Mental health awareness month: "Be aware of when you start to feel stressed"
Mental health issues can affect anyone no matter where they are in the world or what time of the year it is.
With the affects from the pandemic still being felt, it’s never been more important to check in with the people around you - whether that’s at home, work, or in your social group.
VP of Operations at yieldHUB, Kevin Robinson, knows this all too well. When he’s not working at yieldHUB, Mr Robinson is the deputy team leader of a mountain rescue team in the UK and is often exposed to high-pressure environments.
As the deputy team leader Kevin's job is to help his team be better equipped when they come face-to-face with life-changing situations.
His job also requires him to handle situations carefully when dealing with people who are suffering from mental health issues.
“The way Mountain Rescue England and Wales works is; even though it’s a voluntary organization, it comes under the police and works also with fire and ambulance services. We’re there to try and help people in need,” Mr Robinson said.
“Sometimes we help search for high-risk missing persons who have intentions of hurting themselves. If we’re lucky we find them in time but this isn’t always the case.
“It can be difficult at times and it’s a reason there are so many mental first aiders in the team. We take our duty of care to each other very seriously.”
He said during the pandemic, almost everyone has been impacted in one way or another.
“Even just within my [mountain rescue] team a few marriages have broken down, there have been bereavements where family members have died from covid and businesses have dissolved.
“I also don’t think working from home works for everybody. Working from home can be quite isolating, I am lucky to have family around, kids coming home from school, parents nearby so I still have human interaction
“I know online schooling also puts pressure on some families.

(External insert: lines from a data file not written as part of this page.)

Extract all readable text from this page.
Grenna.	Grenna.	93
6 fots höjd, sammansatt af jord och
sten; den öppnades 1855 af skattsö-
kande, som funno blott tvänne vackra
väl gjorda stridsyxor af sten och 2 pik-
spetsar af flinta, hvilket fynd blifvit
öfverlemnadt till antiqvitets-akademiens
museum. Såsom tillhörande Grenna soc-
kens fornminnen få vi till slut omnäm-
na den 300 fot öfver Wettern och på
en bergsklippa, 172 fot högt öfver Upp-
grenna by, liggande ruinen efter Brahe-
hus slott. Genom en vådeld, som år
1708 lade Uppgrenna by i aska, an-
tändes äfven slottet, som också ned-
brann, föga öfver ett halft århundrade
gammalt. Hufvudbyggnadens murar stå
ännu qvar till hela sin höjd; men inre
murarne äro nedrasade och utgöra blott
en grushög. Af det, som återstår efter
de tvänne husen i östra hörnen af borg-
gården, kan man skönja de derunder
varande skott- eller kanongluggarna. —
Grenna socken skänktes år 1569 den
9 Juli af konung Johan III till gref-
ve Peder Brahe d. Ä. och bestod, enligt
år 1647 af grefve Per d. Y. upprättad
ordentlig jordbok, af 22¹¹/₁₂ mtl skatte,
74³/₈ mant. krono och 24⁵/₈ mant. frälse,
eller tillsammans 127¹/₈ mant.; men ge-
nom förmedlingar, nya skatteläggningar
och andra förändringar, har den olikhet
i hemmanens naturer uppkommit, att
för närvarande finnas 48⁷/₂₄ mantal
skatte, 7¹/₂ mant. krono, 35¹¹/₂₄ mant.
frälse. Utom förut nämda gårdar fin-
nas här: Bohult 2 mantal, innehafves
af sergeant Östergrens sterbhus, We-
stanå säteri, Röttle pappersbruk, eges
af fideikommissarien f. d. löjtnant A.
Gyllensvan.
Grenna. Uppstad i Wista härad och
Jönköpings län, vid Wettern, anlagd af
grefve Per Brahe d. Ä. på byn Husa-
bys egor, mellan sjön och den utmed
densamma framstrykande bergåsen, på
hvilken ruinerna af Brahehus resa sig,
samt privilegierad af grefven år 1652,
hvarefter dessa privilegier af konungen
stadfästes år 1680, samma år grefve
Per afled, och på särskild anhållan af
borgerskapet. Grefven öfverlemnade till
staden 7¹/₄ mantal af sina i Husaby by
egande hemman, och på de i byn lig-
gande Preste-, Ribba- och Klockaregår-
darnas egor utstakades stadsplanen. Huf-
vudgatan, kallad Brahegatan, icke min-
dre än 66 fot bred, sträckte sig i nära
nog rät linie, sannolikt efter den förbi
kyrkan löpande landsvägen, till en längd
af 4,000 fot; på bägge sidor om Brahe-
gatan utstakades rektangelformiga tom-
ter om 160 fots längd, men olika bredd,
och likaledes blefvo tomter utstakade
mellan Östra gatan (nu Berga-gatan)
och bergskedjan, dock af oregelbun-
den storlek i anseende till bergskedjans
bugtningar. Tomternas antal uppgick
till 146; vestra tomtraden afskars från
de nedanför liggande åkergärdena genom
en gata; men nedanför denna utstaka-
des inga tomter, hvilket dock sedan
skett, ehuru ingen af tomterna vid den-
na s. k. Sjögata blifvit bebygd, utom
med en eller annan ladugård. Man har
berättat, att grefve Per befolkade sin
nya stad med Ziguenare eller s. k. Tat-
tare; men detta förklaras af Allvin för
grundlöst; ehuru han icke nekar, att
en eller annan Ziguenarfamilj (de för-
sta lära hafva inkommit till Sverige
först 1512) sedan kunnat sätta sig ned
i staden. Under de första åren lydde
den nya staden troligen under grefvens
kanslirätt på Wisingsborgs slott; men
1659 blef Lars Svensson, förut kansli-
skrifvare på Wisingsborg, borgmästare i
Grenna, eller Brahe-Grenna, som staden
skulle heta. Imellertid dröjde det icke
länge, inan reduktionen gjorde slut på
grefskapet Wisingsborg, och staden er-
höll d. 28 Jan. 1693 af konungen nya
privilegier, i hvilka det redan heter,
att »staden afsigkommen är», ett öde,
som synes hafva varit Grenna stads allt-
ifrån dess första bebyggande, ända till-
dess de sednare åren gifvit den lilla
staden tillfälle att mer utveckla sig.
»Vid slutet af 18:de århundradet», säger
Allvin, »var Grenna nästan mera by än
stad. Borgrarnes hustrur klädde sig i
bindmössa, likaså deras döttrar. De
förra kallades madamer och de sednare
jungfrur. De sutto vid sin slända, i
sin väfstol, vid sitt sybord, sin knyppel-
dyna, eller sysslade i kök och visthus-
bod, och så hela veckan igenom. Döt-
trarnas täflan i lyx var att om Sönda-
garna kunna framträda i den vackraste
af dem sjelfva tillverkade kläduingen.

Not every family had the technology to be equipped for that.”
Mr Robinson has received extensive training in mental health which has not only helped him as a rescuer but day-to-day including in the workplace.
“I’ve done a course called Performance Under Pressure and it overlaps into day-to-day life. It’s really interesting because I learned most of the time, the highest performing teams are under pressure but it’s about having the right amount of pressure.
“I think it’s important to be aware of when you start to feel stressed because if you’re mindful you can choose to do something about it. People act in different ways when their stress levels get too high.
“I think the key is to manage things that are in your control and not to focus on things that are out of your control. You can control your diet, exercise, who you spend time with, and your hobbies.”
He said running and painting are some of his coping mechanisms but for others, it might be yoga or playing an instrument.
“Make sure you’re around friends and family who are supportive and constructive. Those are the things that are going to help your mental health in the long term.”